Furthermore, we divided DGE into pDGE and sDGE and explored the risk factors for sDGE. We found that higher BMI, soft pancreatic texture, and perioperative transfusion were independent risk factors in the multivariate analysis, which was consistent with the distinction between pDGE and sDGE and has already been proposed in other studies [11, 12, 30], although a consensus on such characterization has not been reached. As expected, most predictors, including higher BMI and soft pancreatic texture of sDGE, largely overlapped with those related to CR-POPF. Therefore, patients at a higher risk of sDGE could benefit from specific pathways in the early postoperative phase, such as those adopted to avoid CR-POPF [11, 29]. Perioperative transfusion may be associated with a poorer general condition, longer surgical time, and intraoperative bleeding, which further increases the risk of postoperative complications and leads to a higher incidence of sDGE. Meanwhile, the incidence of sDGE was higher than that of pDGE compared with other studies, which may be highly related to the fewer secondary factors listed; however, this did not affect the consistency of our analysis results with others.
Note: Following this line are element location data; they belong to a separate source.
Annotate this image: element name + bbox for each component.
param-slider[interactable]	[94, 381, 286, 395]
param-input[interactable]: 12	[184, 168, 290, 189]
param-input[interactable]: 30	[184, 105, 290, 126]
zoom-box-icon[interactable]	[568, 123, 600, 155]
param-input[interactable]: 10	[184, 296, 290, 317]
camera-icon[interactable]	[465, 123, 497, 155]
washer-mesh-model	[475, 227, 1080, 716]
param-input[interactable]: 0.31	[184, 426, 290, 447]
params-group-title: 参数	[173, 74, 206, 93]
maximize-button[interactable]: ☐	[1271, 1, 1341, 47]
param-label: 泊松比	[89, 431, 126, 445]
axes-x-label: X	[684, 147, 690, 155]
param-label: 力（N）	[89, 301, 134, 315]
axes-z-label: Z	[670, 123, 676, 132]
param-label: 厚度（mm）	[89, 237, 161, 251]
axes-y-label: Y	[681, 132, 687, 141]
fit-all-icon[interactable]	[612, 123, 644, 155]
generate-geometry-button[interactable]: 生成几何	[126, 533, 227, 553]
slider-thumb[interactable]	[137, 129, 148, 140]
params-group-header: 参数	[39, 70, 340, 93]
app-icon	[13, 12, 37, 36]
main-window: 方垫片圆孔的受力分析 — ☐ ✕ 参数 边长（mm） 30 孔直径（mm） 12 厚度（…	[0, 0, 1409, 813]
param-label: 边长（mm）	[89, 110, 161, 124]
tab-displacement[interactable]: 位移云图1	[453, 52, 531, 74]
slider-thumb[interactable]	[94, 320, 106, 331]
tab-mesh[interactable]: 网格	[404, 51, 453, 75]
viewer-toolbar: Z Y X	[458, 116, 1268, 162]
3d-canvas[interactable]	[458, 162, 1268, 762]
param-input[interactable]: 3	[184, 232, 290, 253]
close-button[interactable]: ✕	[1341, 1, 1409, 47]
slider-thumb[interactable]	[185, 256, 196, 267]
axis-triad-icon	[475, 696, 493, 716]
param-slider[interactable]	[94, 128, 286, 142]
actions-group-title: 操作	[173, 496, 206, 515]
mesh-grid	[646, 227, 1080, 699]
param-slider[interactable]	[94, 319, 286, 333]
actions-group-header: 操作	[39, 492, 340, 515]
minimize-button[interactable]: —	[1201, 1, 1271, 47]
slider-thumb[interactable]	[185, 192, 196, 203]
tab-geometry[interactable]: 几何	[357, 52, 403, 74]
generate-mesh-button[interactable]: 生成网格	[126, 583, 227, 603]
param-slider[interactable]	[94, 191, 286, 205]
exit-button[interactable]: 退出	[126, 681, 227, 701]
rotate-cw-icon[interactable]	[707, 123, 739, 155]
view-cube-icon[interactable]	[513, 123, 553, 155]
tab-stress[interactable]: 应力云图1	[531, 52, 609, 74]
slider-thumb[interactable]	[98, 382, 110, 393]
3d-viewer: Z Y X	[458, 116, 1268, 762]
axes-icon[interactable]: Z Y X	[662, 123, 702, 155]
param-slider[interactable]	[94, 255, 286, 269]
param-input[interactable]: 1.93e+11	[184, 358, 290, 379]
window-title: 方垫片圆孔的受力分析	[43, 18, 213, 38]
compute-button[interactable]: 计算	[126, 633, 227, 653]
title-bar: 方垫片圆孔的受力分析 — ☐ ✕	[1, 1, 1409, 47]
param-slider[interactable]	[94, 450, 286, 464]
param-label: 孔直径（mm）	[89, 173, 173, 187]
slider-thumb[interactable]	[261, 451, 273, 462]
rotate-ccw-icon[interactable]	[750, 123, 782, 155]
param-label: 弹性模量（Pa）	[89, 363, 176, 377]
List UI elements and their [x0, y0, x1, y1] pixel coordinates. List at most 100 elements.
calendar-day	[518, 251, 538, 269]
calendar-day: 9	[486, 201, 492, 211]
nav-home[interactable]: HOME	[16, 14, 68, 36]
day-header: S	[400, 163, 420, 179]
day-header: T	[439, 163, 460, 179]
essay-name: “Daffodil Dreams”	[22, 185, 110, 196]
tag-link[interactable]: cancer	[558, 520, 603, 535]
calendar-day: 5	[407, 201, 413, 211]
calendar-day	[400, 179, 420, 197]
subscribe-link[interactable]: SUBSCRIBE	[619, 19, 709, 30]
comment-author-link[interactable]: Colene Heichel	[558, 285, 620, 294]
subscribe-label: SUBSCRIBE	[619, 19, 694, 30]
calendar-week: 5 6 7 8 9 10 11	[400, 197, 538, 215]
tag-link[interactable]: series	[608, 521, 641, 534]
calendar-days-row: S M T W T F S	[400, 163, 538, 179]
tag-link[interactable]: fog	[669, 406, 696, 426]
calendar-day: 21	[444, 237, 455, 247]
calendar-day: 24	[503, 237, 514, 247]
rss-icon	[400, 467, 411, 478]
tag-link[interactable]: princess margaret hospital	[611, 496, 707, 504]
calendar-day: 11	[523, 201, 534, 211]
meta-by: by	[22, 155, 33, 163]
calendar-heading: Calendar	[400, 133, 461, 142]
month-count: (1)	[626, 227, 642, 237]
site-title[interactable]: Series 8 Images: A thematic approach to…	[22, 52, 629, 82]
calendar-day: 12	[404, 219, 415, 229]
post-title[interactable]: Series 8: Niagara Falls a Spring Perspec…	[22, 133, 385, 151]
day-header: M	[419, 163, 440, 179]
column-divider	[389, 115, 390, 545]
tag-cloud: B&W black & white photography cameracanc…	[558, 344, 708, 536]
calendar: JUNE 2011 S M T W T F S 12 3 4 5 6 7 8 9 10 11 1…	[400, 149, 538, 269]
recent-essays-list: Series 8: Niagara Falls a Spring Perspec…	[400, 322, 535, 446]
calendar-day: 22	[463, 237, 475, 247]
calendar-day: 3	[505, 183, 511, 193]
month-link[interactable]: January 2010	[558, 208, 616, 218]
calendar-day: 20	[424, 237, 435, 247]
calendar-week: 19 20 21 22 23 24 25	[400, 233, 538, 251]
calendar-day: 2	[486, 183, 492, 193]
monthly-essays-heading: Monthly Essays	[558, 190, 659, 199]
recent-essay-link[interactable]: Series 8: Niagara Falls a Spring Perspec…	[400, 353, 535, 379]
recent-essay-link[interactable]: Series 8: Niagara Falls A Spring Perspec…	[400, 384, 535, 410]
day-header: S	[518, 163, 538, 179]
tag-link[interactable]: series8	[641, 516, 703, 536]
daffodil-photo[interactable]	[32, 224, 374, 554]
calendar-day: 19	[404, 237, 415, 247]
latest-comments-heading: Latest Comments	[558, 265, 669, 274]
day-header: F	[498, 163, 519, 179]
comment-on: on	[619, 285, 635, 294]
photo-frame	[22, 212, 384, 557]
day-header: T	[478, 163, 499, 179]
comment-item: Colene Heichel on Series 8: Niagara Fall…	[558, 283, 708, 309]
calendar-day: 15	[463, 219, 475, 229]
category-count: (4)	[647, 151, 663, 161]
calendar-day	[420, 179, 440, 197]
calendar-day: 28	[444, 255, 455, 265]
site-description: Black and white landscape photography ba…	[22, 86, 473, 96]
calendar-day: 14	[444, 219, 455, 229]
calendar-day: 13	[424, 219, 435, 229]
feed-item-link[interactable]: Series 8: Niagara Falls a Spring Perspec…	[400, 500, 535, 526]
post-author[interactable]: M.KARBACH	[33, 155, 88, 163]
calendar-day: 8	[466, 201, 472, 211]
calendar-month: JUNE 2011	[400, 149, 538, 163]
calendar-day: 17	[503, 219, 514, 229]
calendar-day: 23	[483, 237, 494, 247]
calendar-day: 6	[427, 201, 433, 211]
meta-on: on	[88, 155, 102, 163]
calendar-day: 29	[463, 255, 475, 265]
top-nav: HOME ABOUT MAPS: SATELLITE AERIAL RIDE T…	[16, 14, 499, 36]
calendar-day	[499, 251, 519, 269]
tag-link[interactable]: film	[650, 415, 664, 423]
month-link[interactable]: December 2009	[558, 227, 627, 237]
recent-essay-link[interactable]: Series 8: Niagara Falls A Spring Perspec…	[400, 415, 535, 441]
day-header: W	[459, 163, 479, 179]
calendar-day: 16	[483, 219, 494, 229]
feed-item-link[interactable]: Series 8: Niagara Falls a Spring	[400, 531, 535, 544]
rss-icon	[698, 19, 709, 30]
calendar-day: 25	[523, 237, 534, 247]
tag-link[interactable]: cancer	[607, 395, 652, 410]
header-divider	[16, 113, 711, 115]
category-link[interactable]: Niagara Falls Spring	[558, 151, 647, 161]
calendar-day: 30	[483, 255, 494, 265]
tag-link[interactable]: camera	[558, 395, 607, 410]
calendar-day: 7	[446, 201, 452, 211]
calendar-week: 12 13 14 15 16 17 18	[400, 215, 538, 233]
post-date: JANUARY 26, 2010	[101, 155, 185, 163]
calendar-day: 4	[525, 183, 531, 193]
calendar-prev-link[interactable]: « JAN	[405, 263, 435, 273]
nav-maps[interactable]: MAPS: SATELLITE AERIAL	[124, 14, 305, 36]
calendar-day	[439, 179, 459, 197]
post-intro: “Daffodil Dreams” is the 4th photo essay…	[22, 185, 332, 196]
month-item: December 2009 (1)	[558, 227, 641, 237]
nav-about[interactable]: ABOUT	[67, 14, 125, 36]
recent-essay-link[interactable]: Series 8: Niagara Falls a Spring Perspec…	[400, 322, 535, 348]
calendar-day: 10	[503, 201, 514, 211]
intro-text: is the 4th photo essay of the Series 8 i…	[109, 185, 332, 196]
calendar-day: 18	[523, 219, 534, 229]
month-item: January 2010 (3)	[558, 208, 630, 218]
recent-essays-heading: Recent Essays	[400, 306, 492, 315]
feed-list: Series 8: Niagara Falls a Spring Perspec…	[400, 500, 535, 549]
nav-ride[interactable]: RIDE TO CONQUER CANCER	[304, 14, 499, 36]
In conclusion, preoperative biliary drainage, blood loss, and 90-day any major complication with a Dindo-Clavien score ≥III were strongly associated with DGE after LPD. Furthermore, higher BMI, soft pancreatic texture, and perioperative transfusion were independent risk factors for sDGE. Identifying patients at increased risk for DGE and sDGE can be used to intervene earlier, avoid potential risk factors, and make more informed clinical decisions to shorten the duration of perioperative management.